Coach is ready to own its brand.
The company reported that even though comparable sales for its North American stores were up 2%, department store net sales were down in the “high single digits.”
When department stores falter, it can erode a brand like Coach’s reputation.
But the company has announced this morning that come fiscal 2017 — which is next quarter for Coach — it would be shuttering 25% of its 1,000-plus wholesale locations along with a “reduction in markdown allowances.”
This is to preserve the brand’s status, something the brand has been working to resuscitate after being deemed too ubiquitous and promotional.
Coach CEO Victor Luis told Brian Sozzi of The Street in a Periscope interview that, “These moves are really meant to reduce the smallest doors that we have, and to ensure in the doors that we do remain that our brand is going to be first and foremost managed effectively and not have our pricing be overly promotional, which impacts not only consumer perception about the brand but also creates confusion across the various channels.”

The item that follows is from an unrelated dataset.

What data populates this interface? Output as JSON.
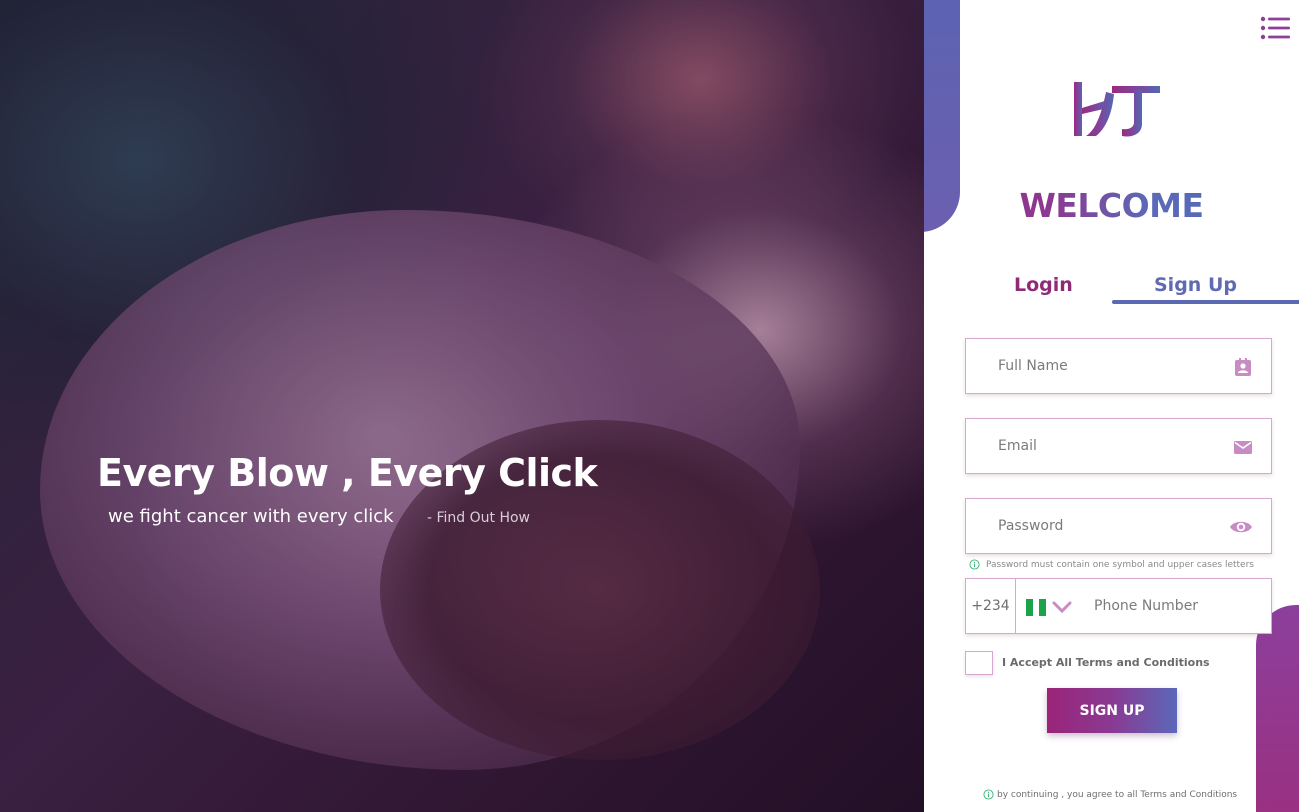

“Overall, we believe in the department store channel and believe it’s a great place for consumers to come in and cross shop — but, we believe most in protecting and focusing our investments in the long-term health of the brand”
In Coach’s own stores it can maintain its status and can control both promotions and presentation.
The company has been working to turn itself around with improved products and updated stores. Meanwhile, department stores remain a threat to the accessible luxury handbag category, as the brand cannot control the promotions that department stores choose to execute.